Reputation: 8866
I'm raytracing in the WebGL fragment shader, planning on using a dynamically generated fragment shader that contains the objects in my scene. As I add an object to my scene, I will be adding some lines to the fragment shader, so it could get pretty large. How big can it get and still work? Is it dependent on the graphics card?
Upvotes: 4
Views: 1277
Reputation:
There are all kinds of limits on how big shaders can be. It's up the driver/gpu but it's also up to the machine and WebGL. Some WebGL implementations (chrome) run an internal timer. If a single GL command takes too long they'll kill WebGL ("Rats, WebGL hit a snag"). This can happen when a shader takes too long to compile.
Here's an example of a silly 100k shader where I ran a model through a script to generate a mesh in the shader itself. It runs for me on macOS on my Macbook Pro. It also runs on my iPhone6+. But when I try it in Windows the DirectX driver takes too long trying to optimize it and Chrome kills it.
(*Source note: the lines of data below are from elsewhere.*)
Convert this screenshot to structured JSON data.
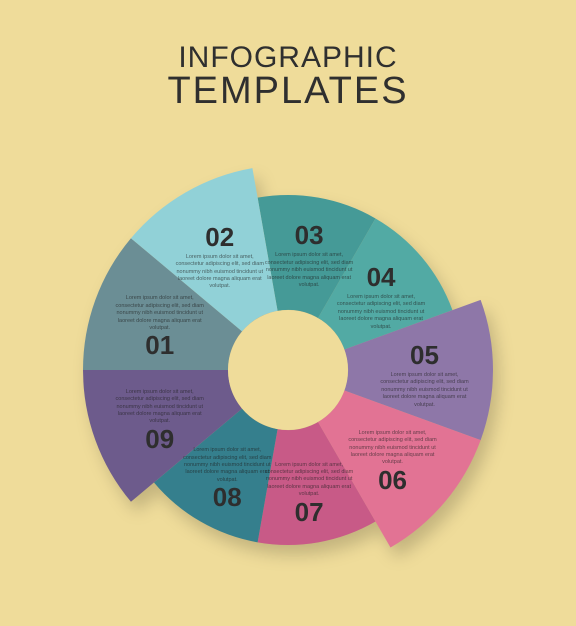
{
  "title": {
    "line1": "INFOGRAPHIC",
    "line2": "TEMPLATES"
  },
  "chart": {
    "type": "pie",
    "background_color": "#efdc9a",
    "center_color": "#efdc9a",
    "inner_radius": 60,
    "base_outer_radius": 175,
    "slice_count": 9,
    "start_angle_deg": -180,
    "title_color": "#2f2f2f",
    "number_color": "#2e2e2e",
    "lorem_color": "rgba(30,30,30,0.65)",
    "slices": [
      {
        "id": "01",
        "color": "#6b8e95",
        "pop_out": 30,
        "lorem_above": true
      },
      {
        "id": "02",
        "color": "#91d1d7",
        "pop_out": 30,
        "lorem_above": false
      },
      {
        "id": "03",
        "color": "#459a97",
        "pop_out": 0,
        "lorem_above": false
      },
      {
        "id": "04",
        "color": "#52aaa4",
        "pop_out": 0,
        "lorem_above": false
      },
      {
        "id": "05",
        "color": "#8e77a8",
        "pop_out": 30,
        "lorem_above": false
      },
      {
        "id": "06",
        "color": "#e27394",
        "pop_out": 30,
        "lorem_above": true
      },
      {
        "id": "07",
        "color": "#c85a87",
        "pop_out": 0,
        "lorem_above": true
      },
      {
        "id": "08",
        "color": "#357f8d",
        "pop_out": 0,
        "lorem_above": true
      },
      {
        "id": "09",
        "color": "#6d5b8c",
        "pop_out": 30,
        "lorem_above": true
      }
    ],
    "lorem": "Lorem ipsum dolor sit amet, consectetur adipiscing elit, sed diam nonummy nibh euismod tincidunt ut laoreet dolore magna aliquam erat volutpat."
  }
}
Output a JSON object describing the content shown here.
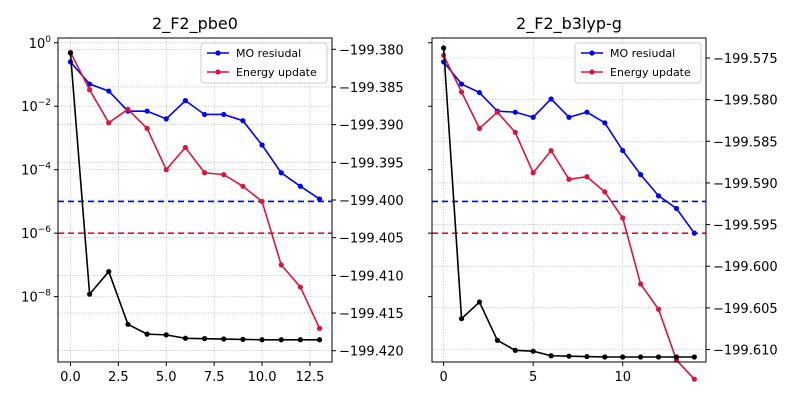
{
  "colors": {
    "mo_residual": "#0000ff",
    "energy_update": "#dc143c",
    "energy": "#000000",
    "grid": "#b0b0b0",
    "axes": "#000000"
  },
  "chart_data": [
    {
      "type": "line",
      "title": "2_F2_pbe0",
      "xlabel": "",
      "ylabel": "",
      "x_ticks": [
        "0.0",
        "2.5",
        "5.0",
        "7.5",
        "10.0",
        "12.5"
      ],
      "xlim": [
        -0.65,
        13.65
      ],
      "left_axis": {
        "scale": "log",
        "ylim_exponent": [
          -10.06,
          0.15
        ],
        "ticks": [
          0,
          -2,
          -4,
          -6,
          -8
        ]
      },
      "right_axis": {
        "scale": "linear",
        "ylim": [
          -199.4215,
          -199.3785
        ],
        "ticks": [
          "-199.380",
          "-199.385",
          "-199.390",
          "-199.395",
          "-199.400",
          "-199.405",
          "-199.410",
          "-199.415",
          "-199.420"
        ]
      },
      "legend": {
        "position": "top-right",
        "entries": [
          "MO resiudal",
          "Energy update"
        ]
      },
      "grid": true,
      "thresholds": [
        {
          "axis": "left",
          "value": 1e-05,
          "color": "#0000ff",
          "style": "dashed"
        },
        {
          "axis": "left",
          "value": 1e-06,
          "color": "#dc143c",
          "style": "dashed"
        }
      ],
      "series": [
        {
          "name": "MO resiudal",
          "axis": "left",
          "color": "#0000ff",
          "x": [
            0,
            1,
            2,
            3,
            4,
            5,
            6,
            7,
            8,
            9,
            10,
            11,
            12,
            13
          ],
          "values": [
            0.25,
            0.05,
            0.03,
            0.007,
            0.007,
            0.004,
            0.015,
            0.0055,
            0.0055,
            0.0035,
            0.0006,
            8e-05,
            3e-05,
            1.2e-05
          ]
        },
        {
          "name": "Energy update",
          "axis": "left",
          "color": "#dc143c",
          "x": [
            0,
            1,
            2,
            3,
            4,
            5,
            6,
            7,
            8,
            9,
            10,
            11,
            12,
            13
          ],
          "values": [
            0.5,
            0.033,
            0.003,
            0.008,
            0.002,
            0.0001,
            0.0005,
            8e-05,
            7e-05,
            3e-05,
            1e-05,
            1e-07,
            2e-08,
            1e-09
          ]
        },
        {
          "name": "",
          "axis": "right",
          "color": "#000000",
          "x": [
            0,
            1,
            2,
            3,
            4,
            5,
            6,
            7,
            8,
            9,
            10,
            11,
            12,
            13
          ],
          "values": [
            -199.3805,
            -199.4125,
            -199.4095,
            -199.4165,
            -199.4178,
            -199.4179,
            -199.41835,
            -199.4184,
            -199.41845,
            -199.4185,
            -199.41855,
            -199.41855,
            -199.41855,
            -199.41855
          ]
        }
      ]
    },
    {
      "type": "line",
      "title": "2_F2_b3lyp-g",
      "xlabel": "",
      "ylabel": "",
      "x_ticks": [
        "0",
        "5",
        "10"
      ],
      "xlim": [
        -0.65,
        14.65
      ],
      "left_axis": {
        "scale": "log",
        "ylim_exponent": [
          -10.06,
          0.15
        ],
        "ticks": []
      },
      "right_axis": {
        "scale": "linear",
        "ylim": [
          -199.6115,
          -199.5726
        ],
        "ticks": [
          "-199.575",
          "-199.580",
          "-199.585",
          "-199.590",
          "-199.595",
          "-199.600",
          "-199.605",
          "-199.610"
        ]
      },
      "legend": {
        "position": "top-right",
        "entries": [
          "MO resiudal",
          "Energy update"
        ]
      },
      "grid": true,
      "thresholds": [
        {
          "axis": "left",
          "value": 1e-05,
          "color": "#0000ff",
          "style": "dashed"
        },
        {
          "axis": "left",
          "value": 1e-06,
          "color": "#dc143c",
          "style": "dashed"
        }
      ],
      "series": [
        {
          "name": "MO resiudal",
          "axis": "left",
          "color": "#0000ff",
          "x": [
            0,
            1,
            2,
            3,
            4,
            5,
            6,
            7,
            8,
            9,
            10,
            11,
            12,
            13,
            14
          ],
          "values": [
            0.25,
            0.05,
            0.027,
            0.007,
            0.0065,
            0.0045,
            0.017,
            0.0045,
            0.0065,
            0.003,
            0.0004,
            7e-05,
            1.5e-05,
            6e-06,
            1e-06
          ]
        },
        {
          "name": "Energy update",
          "axis": "left",
          "color": "#dc143c",
          "x": [
            0,
            1,
            2,
            3,
            4,
            5,
            6,
            7,
            8,
            9,
            10,
            11,
            12,
            13,
            14
          ],
          "values": [
            0.4,
            0.028,
            0.002,
            0.0065,
            0.0015,
            8e-05,
            0.0004,
            5e-05,
            6e-05,
            2e-05,
            3e-06,
            2.5e-08,
            4e-09,
            1e-10,
            2.5e-11
          ]
        },
        {
          "name": "",
          "axis": "right",
          "color": "#000000",
          "x": [
            0,
            1,
            2,
            3,
            4,
            5,
            6,
            7,
            8,
            9,
            10,
            11,
            12,
            13,
            14
          ],
          "values": [
            -199.5738,
            -199.6063,
            -199.6043,
            -199.6089,
            -199.6101,
            -199.6102,
            -199.61075,
            -199.6108,
            -199.61085,
            -199.6109,
            -199.6109,
            -199.6109,
            -199.6109,
            -199.6109,
            -199.6109
          ]
        }
      ]
    }
  ]
}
It's fun to goof off and put geometry in your shader and it's fun to goof off with signed distance fields and ray marching type stuff but those techniques are more of a puzzle / plaything. They are not in any way performant. As a typical example this SDF based shader runs at about 1 frame per second fullscreen on my laptop, and yet my laptop is capable of displaying all of Los Santos from GTV5 at a reasonable framerate.
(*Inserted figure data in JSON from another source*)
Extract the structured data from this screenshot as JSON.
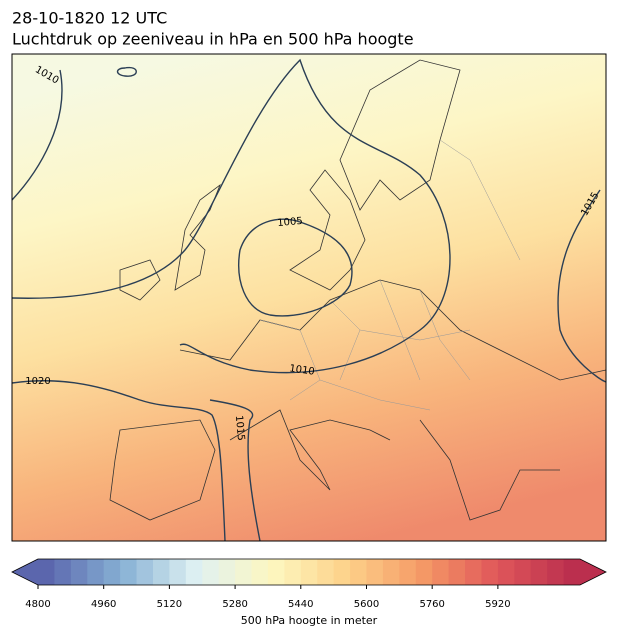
{
  "header": {
    "date": "28-10-1820 12 UTC",
    "title": "Luchtdruk op zeeniveau in hPa en 500 hPa hoogte"
  },
  "map": {
    "isobar_labels": [
      1010,
      1005,
      1015,
      1020,
      1010,
      1015
    ]
  },
  "colorbar": {
    "label": "500 hPa hoogte in meter",
    "clim": [
      4800,
      6120
    ],
    "ticks": [
      4800,
      4960,
      5120,
      5280,
      5440,
      5600,
      5760,
      5920
    ],
    "colormap": [
      "#5b66ad",
      "#86b0d4",
      "#dff1f3",
      "#fdf7c0",
      "#fdd28a",
      "#f59a66",
      "#e0575a",
      "#bb2f4e"
    ]
  }
}
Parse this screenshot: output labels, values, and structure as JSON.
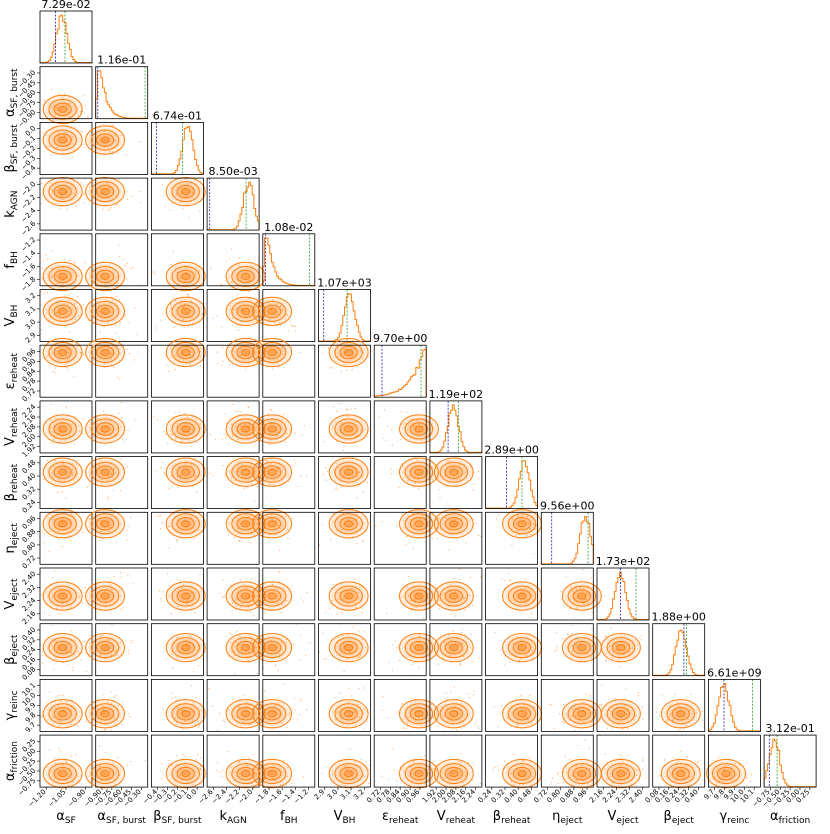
{
  "chart_data": {
    "type": "corner",
    "parameters": [
      {
        "key": "alpha_SF",
        "label": "α",
        "sub": "SF",
        "title": "7.29e-02",
        "ticks": [
          "−1.20",
          "−1.05",
          "−0.90"
        ],
        "peak": 0.42,
        "lines": [
          0.3,
          0.48
        ]
      },
      {
        "key": "alpha_SF_burst",
        "label": "α",
        "sub": "SF, burst",
        "title": "1.16e-01",
        "ticks": [
          "−0.90",
          "−0.75",
          "−0.60",
          "−0.45",
          "−0.30"
        ],
        "peak": 0.1,
        "lines": [
          0.04,
          0.95
        ]
      },
      {
        "key": "beta_SF_burst",
        "label": "β",
        "sub": "SF, burst",
        "title": "6.74e-01",
        "ticks": [
          "−0.4",
          "−0.3",
          "−0.2",
          "−0.1",
          "0.0"
        ],
        "peak": 0.7,
        "lines": [
          0.1,
          0.6
        ]
      },
      {
        "key": "k_AGN",
        "label": "k",
        "sub": "AGN",
        "title": "8.50e-03",
        "ticks": [
          "−2.6",
          "−2.4",
          "−2.2",
          "−2.0"
        ],
        "peak": 0.8,
        "lines": [
          0.05,
          0.75
        ]
      },
      {
        "key": "f_BH",
        "label": "f",
        "sub": "BH",
        "title": "1.08e-02",
        "ticks": [
          "−1.8",
          "−1.6",
          "−1.4",
          "−1.2"
        ],
        "peak": 0.1,
        "lines": [
          0.05,
          0.9
        ]
      },
      {
        "key": "V_BH",
        "label": "V",
        "sub": "BH",
        "title": "1.07e+03",
        "ticks": [
          "2.9",
          "3.0",
          "3.1",
          "3.2"
        ],
        "peak": 0.6,
        "lines": [
          0.1,
          0.55
        ]
      },
      {
        "key": "eps_reheat",
        "label": "ε",
        "sub": "reheat",
        "title": "9.70e+00",
        "ticks": [
          "0.72",
          "0.78",
          "0.84",
          "0.90",
          "0.96"
        ],
        "peak": 0.95,
        "lines": [
          0.15,
          0.9
        ]
      },
      {
        "key": "V_reheat",
        "label": "V",
        "sub": "reheat",
        "title": "1.19e+02",
        "ticks": [
          "1.92",
          "2.00",
          "2.08",
          "2.16",
          "2.24"
        ],
        "peak": 0.45,
        "lines": [
          0.35,
          0.55
        ]
      },
      {
        "key": "beta_reheat",
        "label": "β",
        "sub": "reheat",
        "title": "2.89e+00",
        "ticks": [
          "0.24",
          "0.32",
          "0.40",
          "0.48"
        ],
        "peak": 0.75,
        "lines": [
          0.4,
          0.7
        ]
      },
      {
        "key": "eta_eject",
        "label": "η",
        "sub": "eject",
        "title": "9.56e+00",
        "ticks": [
          "0.72",
          "0.80",
          "0.88",
          "0.96"
        ],
        "peak": 0.85,
        "lines": [
          0.2,
          0.9
        ]
      },
      {
        "key": "V_eject",
        "label": "V",
        "sub": "eject",
        "title": "1.73e+02",
        "ticks": [
          "2.16",
          "2.24",
          "2.32",
          "2.40"
        ],
        "peak": 0.45,
        "lines": [
          0.45,
          0.75
        ]
      },
      {
        "key": "beta_eject",
        "label": "β",
        "sub": "eject",
        "title": "1.88e+00",
        "ticks": [
          "0.08",
          "0.16",
          "0.24",
          "0.32",
          "0.40"
        ],
        "peak": 0.55,
        "lines": [
          0.6,
          0.65
        ]
      },
      {
        "key": "gamma_reinc",
        "label": "γ",
        "sub": "reinc",
        "title": "6.61e+09",
        "ticks": [
          "9.7",
          "9.8",
          "9.9",
          "10.0",
          "10.1"
        ],
        "peak": 0.3,
        "lines": [
          0.3,
          0.85
        ]
      },
      {
        "key": "alpha_friction",
        "label": "α",
        "sub": "friction",
        "title": "3.12e-01",
        "ticks": [
          "−0.75",
          "−0.50",
          "−0.25",
          "0.00",
          "0.25"
        ],
        "peak": 0.2,
        "lines": [
          0.1,
          0.25
        ]
      }
    ]
  }
}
If you want performance you should really be using more standard techniques, putting your geometry in buffers and doing forward or deferred rendering.
Upvotes: 1
Reputation: 34498
The "safe" answer is that it depends on your hardware and drivers, but in practical terms they can be pretty crazy big. What JustSid said about performance does apply (bigger shader == slower shader) but it sounds like you're not exactly aiming for 60FPS here.
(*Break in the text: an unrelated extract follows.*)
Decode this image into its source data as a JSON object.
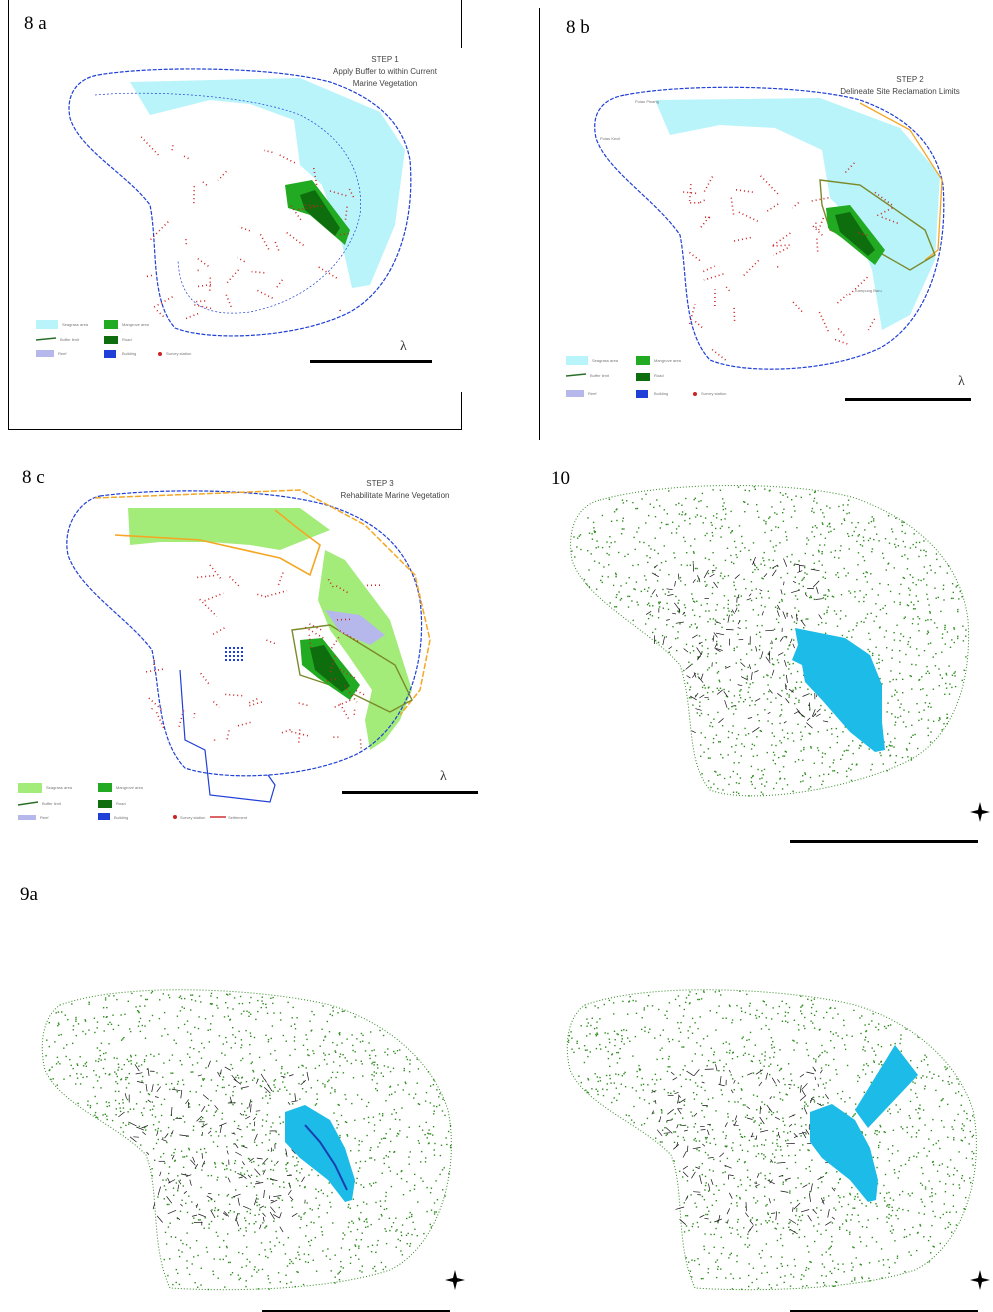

For a more in-depth breakdown of shader limits, check out http://en.wikipedia.org/wiki/High_Level_Shader_Language. The page is about Direct X shaders, but all the shader constraints apply to GLSL as well.
Upvotes: 3
Reputation: 25318
You don't want to create massive fragment shaders since they tend to drain the performance very fast. You should, if possible, do any calculation either already on the CPU or in the vertex shader, but not for every pixel.